Le Réseau Libéral Africain propose les résolutions suivantes susceptibles de mettre fin à cette impasse politique qui n’a que trop dure:

 

  1. Le Gouvernement doit prendre toutes les dispositions pour mettre fin à la violence et, ce faisant, promouvoir un climat de confiance réciproque entre les burundais ;
  2. Le médiateur du conflit burundais le Président Ougandais Yoweri Kaguta Museveni doit tout mettre en œuvre pour engager sans faux fuyants les protagonistes politiques (civils et mouvements armés) à s’engager dans les plus délais dans un dialogue franc, sincère et inclusif pour trouver des solutions durables pour la restauration de la démocratie, la paix et le développement harmonieux du Burundi.
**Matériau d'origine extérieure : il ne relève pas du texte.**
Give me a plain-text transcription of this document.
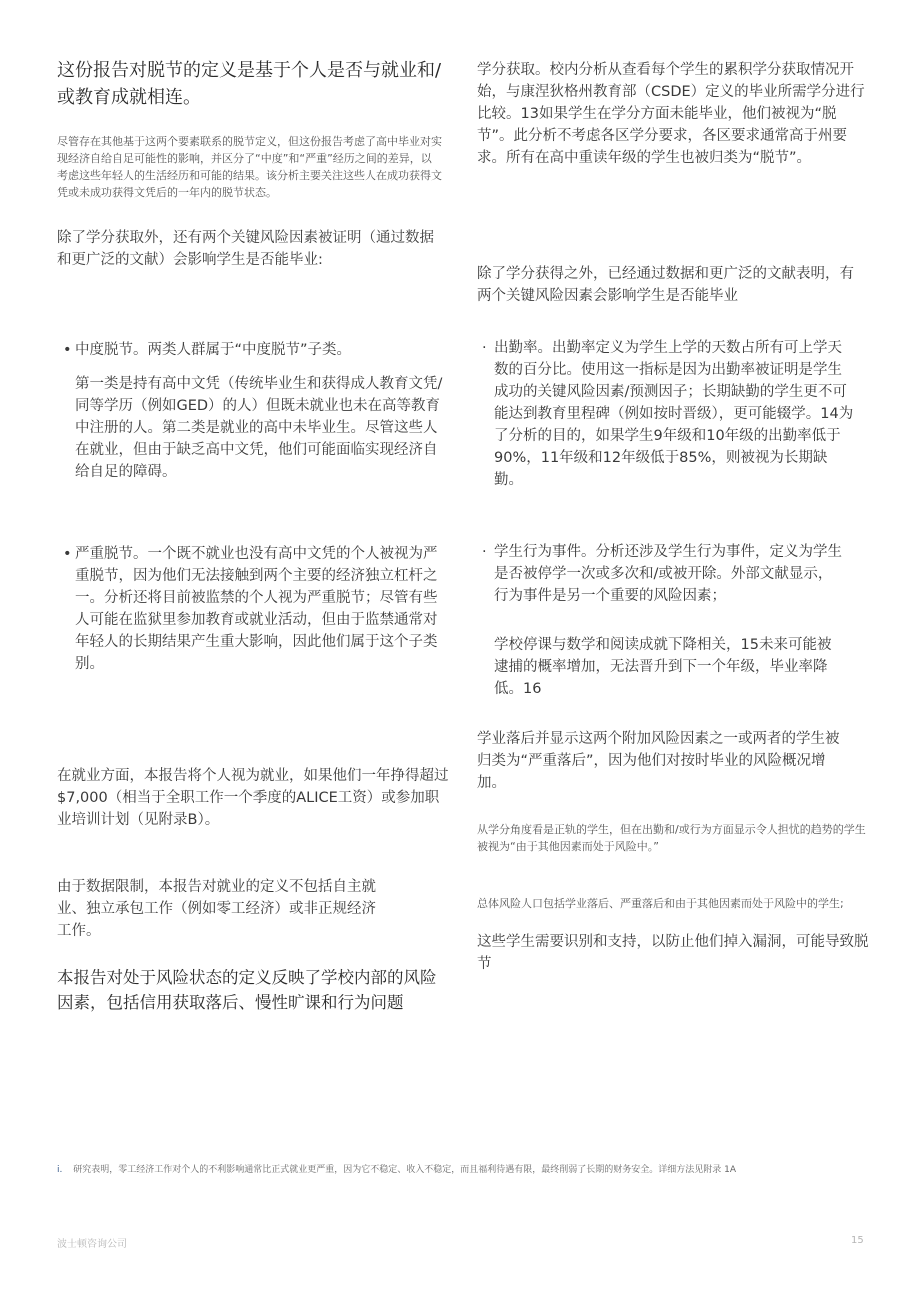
这份报告对脱节的定义是基于个人是否与就业和/或教育成就相连。
尽管存在其他基于这两个要素联系的脱节定义，但这份报告考虑了高中毕业对实现经济自给自足可能性的影响，并区分了“中度”和“严重”经历之间的差异，以考虑这些年轻人的生活经历和可能的结果。该分析主要关注这些人在成功获得文凭或未成功获得文凭后的一年内的脱节状态。
除了学分获取外，还有两个关键风险因素被证明（通过数据和更广泛的文献）会影响学生是否能毕业:
• 中度脱节。两类人群属于“中度脱节”子类。
第一类是持有高中文凭（传统毕业生和获得成人教育文凭/同等学历（例如GED）的人）但既未就业也未在高等教育中注册的人。第二类是就业的高中未毕业生。尽管这些人在就业，但由于缺乏高中文凭，他们可能面临实现经济自给自足的障碍。
• 严重脱节。一个既不就业也没有高中文凭的个人被视为严重脱节，因为他们无法接触到两个主要的经济独立杠杆之一。分析还将目前被监禁的个人视为严重脱节；尽管有些人可能在监狱里参加教育或就业活动，但由于监禁通常对年轻人的长期结果产生重大影响，因此他们属于这个子类别。
在就业方面，本报告将个人视为就业，如果他们一年挣得超过$7,000（相当于全职工作一个季度的ALICE工资）或参加职业培训计划（见附录B）。
由于数据限制，本报告对就业的定义不包括自主就业、独立承包工作（例如零工经济）或非正规经济工作。
本报告对处于风险状态的定义反映了学校内部的风险因素，包括信用获取落后、慢性旷课和行为问题
学分获取。校内分析从查看每个学生的累积学分获取情况开始，与康涅狄格州教育部（CSDE）定义的毕业所需学分进行比较。13如果学生在学分方面未能毕业，他们被视为“脱节”。此分析不考虑各区学分要求，各区要求通常高于州要求。所有在高中重读年级的学生也被归类为“脱节”。
除了学分获得之外，已经通过数据和更广泛的文献表明，有两个关键风险因素会影响学生是否能毕业
· 出勤率。出勤率定义为学生上学的天数占所有可上学天数的百分比。使用这一指标是因为出勤率被证明是学生成功的关键风险因素/预测因子；长期缺勤的学生更不可能达到教育里程碑（例如按时晋级），更可能辍学。14为了分析的目的，如果学生9年级和10年级的出勤率低于90%，11年级和12年级低于85%，则被视为长期缺勤。
· 学生行为事件。分析还涉及学生行为事件，定义为学生是否被停学一次或多次和/或被开除。外部文献显示，行为事件是另一个重要的风险因素；
学校停课与数学和阅读成就下降相关，15未来可能被逮捕的概率增加，无法晋升到下一个年级，毕业率降低。16
学业落后并显示这两个附加风险因素之一或两者的学生被归类为“严重落后”，因为他们对按时毕业的风险概况增加。
从学分角度看是正轨的学生，但在出勤和/或行为方面显示令人担忧的趋势的学生被视为“由于其他因素而处于风险中。”
总体风险人口包括学业落后、严重落后和由于其他因素而处于风险中的学生;
这些学生需要识别和支持，以防止他们掉入漏洞，可能导致脱节
i. 研究表明，零工经济工作对个人的不利影响通常比正式就业更严重，因为它不稳定、收入不稳定，而且福利待遇有限，最终削弱了长期的财务安全。详细方法见附录 1A
波士顿咨询公司	15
A cet effet le médiateur doit s’entourer d’une équipe d’experts nationaux et internationaux neutres qui maitrisent les enjeux et les intérêts des protagonistes nationaux et internationaux  autour du conflit burundais afin qu’ils puissent faciliter à trouver des compromis entre protagonistes qui répondent aux aspirations réelles de la population.
  3. Le Parti au pouvoir et ses alliés, l’opposition politique regroupé au sein du CNARED, les mouvements armés déclarés et en gestation, la société civile du Burundi dans toutes ses composantes doivent s’engager dans un dialogue franc, sincère et inclusif pour trouver des solutions durables favorables au retour de la paix, la démocratie et le développement durable dans les plus brefs délais;
  4. A l’Union africaine d’envoyer dans les plus brefs délais la MAPROBU chargé du maintien de la paix et de la protection des civils au Burundi;
  5. A l’ONU d’apporter tout son appui diplomatique, logistique et financier pour le déploiement rapide de la MAPROBU ;
  6. A la Cour pénal internationale et aux autres juridictions nationales et régionales de déclencher les mécanismes d’instruction et de poursuites judiciaires contre les présumés auteurs, et des exécutants des crimes contre l’humanité tels que les crimes de guerre, les actes de génocide, des exécutions extra judiciaires, des enlèvements et des disparitions forcées, des tortures et des emprisonnements ;
  7. A la société civile nationale, régionale et internationale en général et des organisations de défense des droits de la personne humaine en particulier de rassembler les preuves, les noms des victimes et des prisonniers politiques.